The COSMIN checklist highlights three important design requirements in a test–retest study. First, to ensure stability in patients’ health conditions between the two measurement time points. Second, to select an appropriate time interval between the two measurements. Third, to ensure similar test conditions at the two measurement time points [29, 41]. We selected a relatively short time interval because the study participants had scheduled in-clinic appointments. We aimed to ensure that the patients filled in the second questionnaire before the in-clinic visit at the hospital. The median interval between the two measurement time points was only five days. Choosing a short time interval could have introduced recall bias if the patients remembered their answers at the first time point; however, the risk of a change in the patients’ health status was reduced. We did not measure whether the participants experienced a real change in their health status between the two measurement time points.
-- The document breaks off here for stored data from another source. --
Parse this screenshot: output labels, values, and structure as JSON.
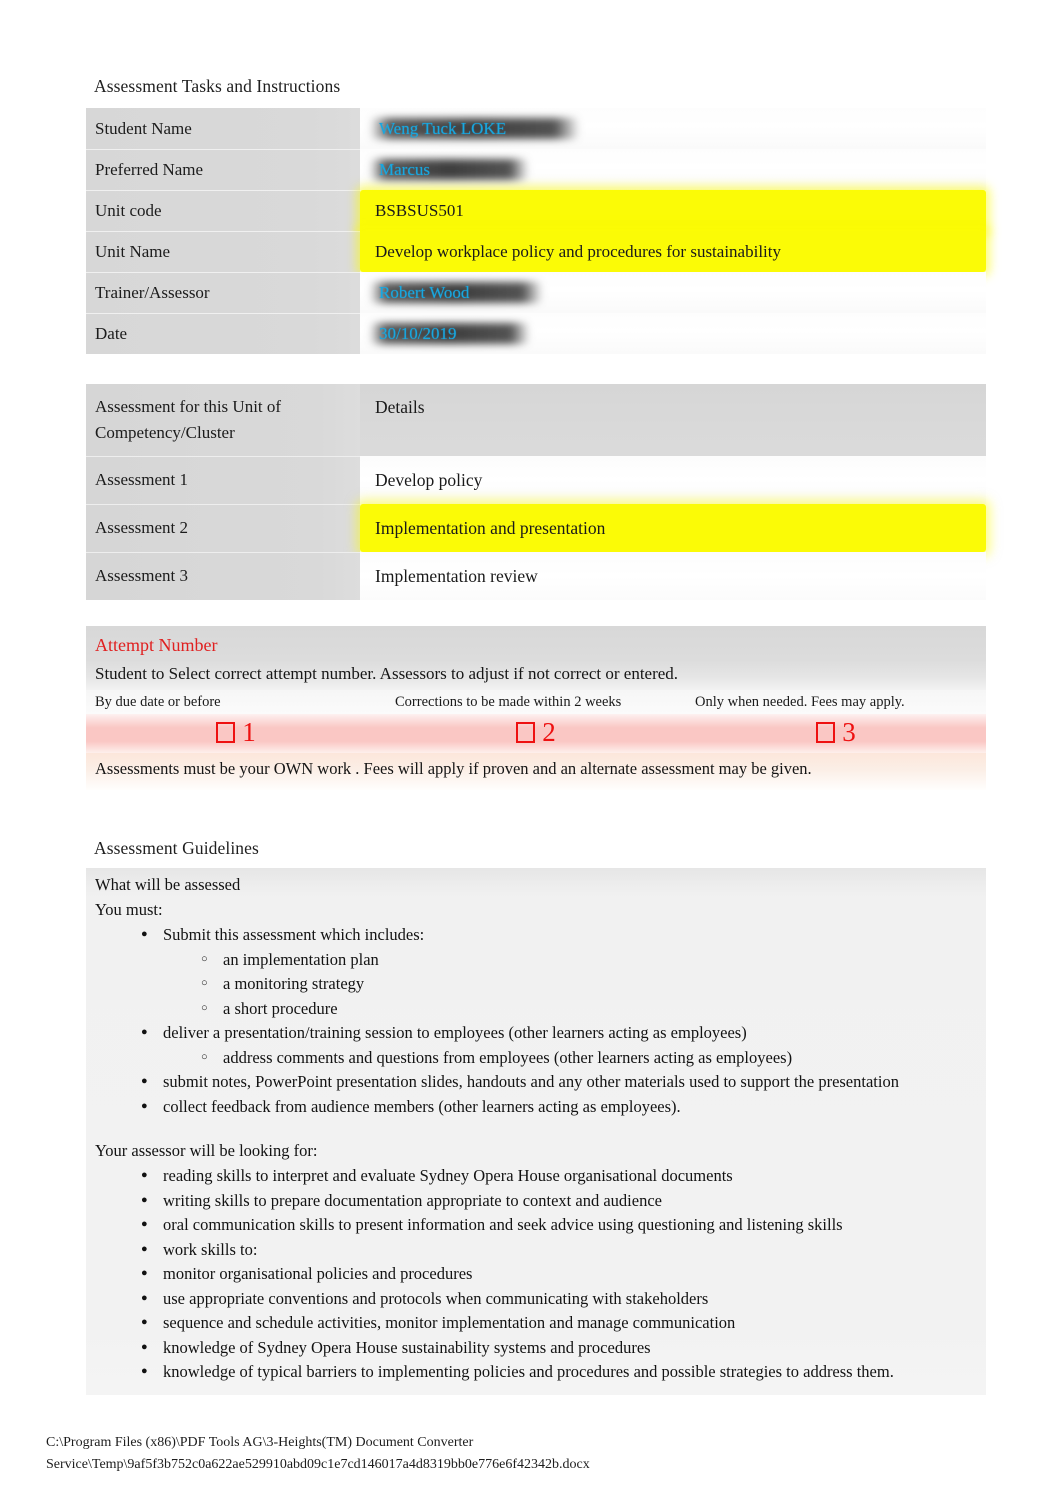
{
  "document": {
    "title": "Assessment Tasks and Instructions"
  },
  "info_table": {
    "rows": [
      {
        "label": "Student Name",
        "value": "Weng Tuck LOKE",
        "style": "redacted"
      },
      {
        "label": "Preferred Name",
        "value": "Marcus",
        "style": "redacted"
      },
      {
        "label": "Unit code",
        "value": "BSBSUS501",
        "style": "highlight"
      },
      {
        "label": "Unit Name",
        "value": "Develop workplace policy and procedures for sustainability",
        "style": "highlight"
      },
      {
        "label": "Trainer/Assessor",
        "value": "Robert Wood",
        "style": "redacted"
      },
      {
        "label": "Date",
        "value": "30/10/2019",
        "style": "redacted"
      }
    ]
  },
  "detail_table": {
    "header": {
      "label": "Assessment for this Unit of Competency/Cluster",
      "value": "Details"
    },
    "rows": [
      {
        "label": "Assessment 1",
        "value": "Develop policy",
        "style": "plain"
      },
      {
        "label": "Assessment 2",
        "value": "Implementation and presentation",
        "style": "highlight"
      },
      {
        "label": "Assessment 3",
        "value": "Implementation review",
        "style": "plain"
      }
    ]
  },
  "attempt": {
    "title": "Attempt Number",
    "subtitle": "Student to Select correct attempt number. Assessors to adjust if not correct or entered.",
    "columns": [
      {
        "note": "By due date or before",
        "number": "1"
      },
      {
        "note": "Corrections to be made within 2 weeks",
        "number": "2"
      },
      {
        "note": "Only when needed. Fees may apply.",
        "number": "3"
      }
    ],
    "footnote": "Assessments  must be your OWN work . Fees will apply if proven and an alternate assessment may be given."
  },
  "guidelines": {
    "heading": "Assessment Guidelines",
    "what_header": "What will be assessed",
    "you_must": "You must:",
    "must_items": [
      "Submit this assessment which includes:",
      "deliver a presentation/training session to employees (other learners acting as employees)",
      "submit notes, PowerPoint presentation slides, handouts and any other materials used to support the presentation",
      "collect feedback from audience members (other learners acting as employees)."
    ],
    "must_sub_1": [
      "an implementation plan",
      "a monitoring strategy",
      "a short procedure"
    ],
    "must_sub_2": [
      "address comments and questions from employees (other learners acting as employees)"
    ],
    "assessor_lead": "Your assessor will be looking for:",
    "assessor_items": [
      "reading skills to interpret and evaluate Sydney Opera House organisational documents",
      "writing skills to prepare documentation appropriate to context and audience",
      "oral communication skills to present information and seek advice using questioning and listening skills",
      "work skills to:",
      "monitor organisational policies and procedures",
      "use appropriate conventions and protocols when communicating with stakeholders",
      "sequence and schedule activities, monitor implementation and manage communication",
      "knowledge of Sydney Opera House sustainability systems and procedures",
      "knowledge of typical barriers to implementing policies and procedures and possible strategies to address them."
    ]
  },
  "footer": {
    "line1": "C:\\Program Files (x86)\\PDF Tools AG\\3-Heights(TM) Document Converter",
    "line2": "Service\\Temp\\9af5f3b752c0a622ae529910abd09c1e7cd146017a4d8319bb0e776e6f42342b.docx"
  },
  "colors": {
    "highlight_yellow": "#fbfb06",
    "redacted_text": "#18a7e0",
    "attempt_red": "#ee1111",
    "label_gray": "#d9d9d9"
  }
}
This could be done based on measurements of similar well-known reliable constructs concurrently or by including a question regarding a change in health status in the second questionnaire. However, the risk of a real change in the patients’ health status was considered low in our study due to the short time interval between the two measurements. Finally, similar test conditions were ensured, since all patients filled in an electronic version of the questionnaires on the same platform. This study only represented patients who were able to respond electronically. To ensure a higher degree of participation equality, it is often recommended to offer different modes of administration or to let family or caregivers have the ability to report on behalf of the patients [42, 43]. This topic is an important future perspective if considering expanding the DiabetesFlex target population to patients with type 2 diabetes.

Conclusion

The Danish version of the WHO-Five Well-being Index (WHO-5) and the Problem Areas in Diabetes (PAID) questionnaire used in identifying mental health status and diabetes distress among an outpatient type 1 diabetes population showed substantial test–retest reliability. Measurement error of the PAID questionnaire was considered acceptable; however, a larger measurement error of the WHO-5 questionnaire was observed. Further research assessing the reliability and measurement error of both instruments in patients with diabetes and other chronic conditions is considered imperative. In addition, substantial test–retest reliability was found in the single items measuring clinically relevant symptoms and general health; however, the symptom items need to be further validated.